I have a old follow spot that was replaced this summer. The iris and lenses are still good, but I would like to replace the lamp, lamp socket, and reflector with something a little more "up to date." I don't have much of a budget for this, it's kind of a personal project because the theatre doesn't really want the spot anymore. Any advise or recommendations would be appreciated.


----------



## mstaylor (Feb 8, 2011)

What do you have now? It's hard to suggest upgrades to an unknown.


----------



## josiah (Feb 10, 2011)

mstaylor said:


> What do you have now? It's hard to suggest upgrades to an unknown.


 
The spot is unmarked and looks like some sort of Edison prototype 
The currant lamp is 1000 W and about the size of a bowling pin. (well not quite, but close) 
The reflector is just a bent square piece of stainless steel.

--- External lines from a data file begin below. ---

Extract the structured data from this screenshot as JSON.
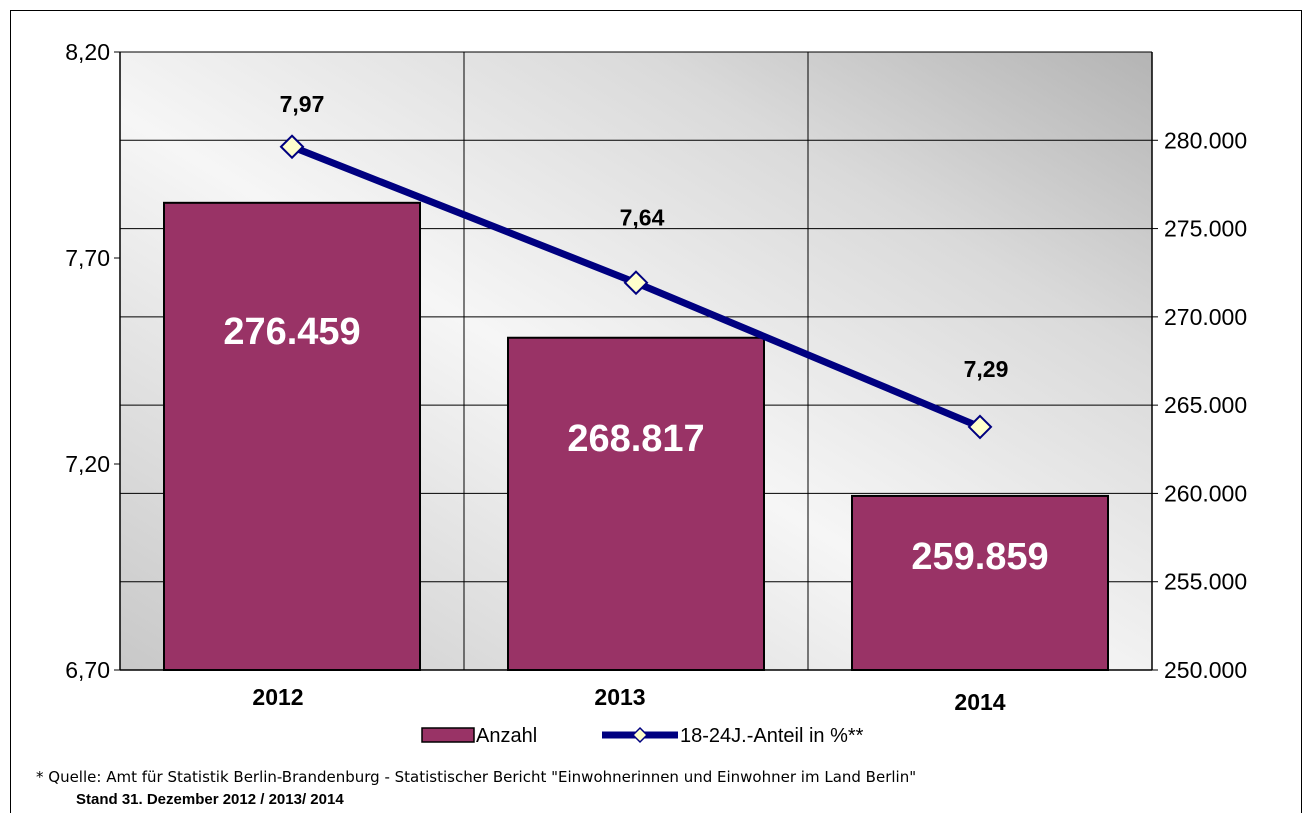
{
  "chart_data": {
    "type": "bar",
    "categories": [
      "2012",
      "2013",
      "2014"
    ],
    "series": [
      {
        "name": "Anzahl",
        "type": "bar",
        "axis": "right",
        "values": [
          276459,
          268817,
          259859
        ],
        "labels": [
          "276.459",
          "268.817",
          "259.859"
        ],
        "color": "#993366"
      },
      {
        "name": "18-24J.-Anteil in %**",
        "type": "line",
        "axis": "left",
        "values": [
          7.97,
          7.64,
          7.29
        ],
        "labels": [
          "7,97",
          "7,64",
          "7,29"
        ],
        "color": "#000080",
        "marker_color": "#FFFFCC"
      }
    ],
    "y_left": {
      "ylim": [
        6.7,
        8.2
      ],
      "ticks": [
        "6,70",
        "7,20",
        "7,70",
        "8,20"
      ]
    },
    "y_right": {
      "ylim": [
        250000,
        285000
      ],
      "ticks": [
        "250.000",
        "255.000",
        "260.000",
        "265.000",
        "270.000",
        "275.000",
        "280.000"
      ]
    },
    "grid": true,
    "legend": "bottom-center"
  },
  "footnote": {
    "source": "* Quelle: Amt für Statistik Berlin-Brandenburg - Statistischer Bericht \"Einwohnerinnen und Einwohner im Land Berlin\"",
    "stand": "Stand 31. Dezember   2012 / 2013/ 2014"
  }
}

I would like to get the lamp, reflector, and socket replacement parts for a common follow spot and just rig it up in this one. I'm pretty decent at the fabrication side of this. I just don't know what the best option for my money is. 
I would like to get the output near the same as a Source Four Sr. because that's what my other spot is.

Thanks guys.


----------



## derekleffew (Feb 10, 2011)

josiah said:


> The spot is unmarked and looks like some sort of Edison prototype  ...

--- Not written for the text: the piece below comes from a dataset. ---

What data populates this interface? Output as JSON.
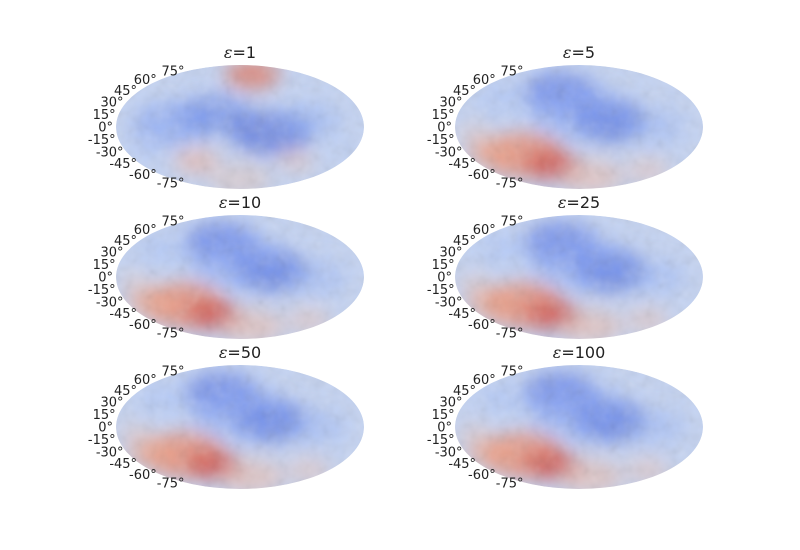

In that case, definitely post pictures! I bet we'll be able to tell you the make, model, and approximate year.

Depending on what the unit is, I'd probably suggest buying a used Altman 360Q ERS from eBay or elsewhere ($20-$70), and using the reflector, socket, and lamp from that for your fabrication. If you look at the exploded drawing of an Altman 1000Q.pdf, you'll see essentially the same parts.

Chances are you will never get the Frankensteined unit to match a Source Four, but you might get close.


----------



## josiah (Feb 13, 2011)

Here's some photos. I have more if you want anything specific.


----------



## avkid (Feb 13, 2011)

Wow!
That belongs in a museum somewhere.


----------



## derekleffew (Feb 13, 2011)

More pictures of the top with the door open, showing the entire optical train. Is the lamp base and socket a mogul bipost or mogul prefocus? If you do try to fit a 360Q reflector and lamp in there, remove the conza lens (the step lens closest to the lamp--the ellipsoidal reflector doesn't need it.) See this thread: http://www.controlbooth.com/forums/...stions-improving-output-old-follow-spots.html.

No visual clues as to the manufacturer. Probably late 1940s/early 1950s. If it were Kliegl or Century, their name would be embossed in it somewhere. Other manufacturers used paper labels, that would fall off or disintegrate with time and heat. Possibly Major, Hub, Capitol, or some other long-forgotten manufacturer of stage lighting.


----------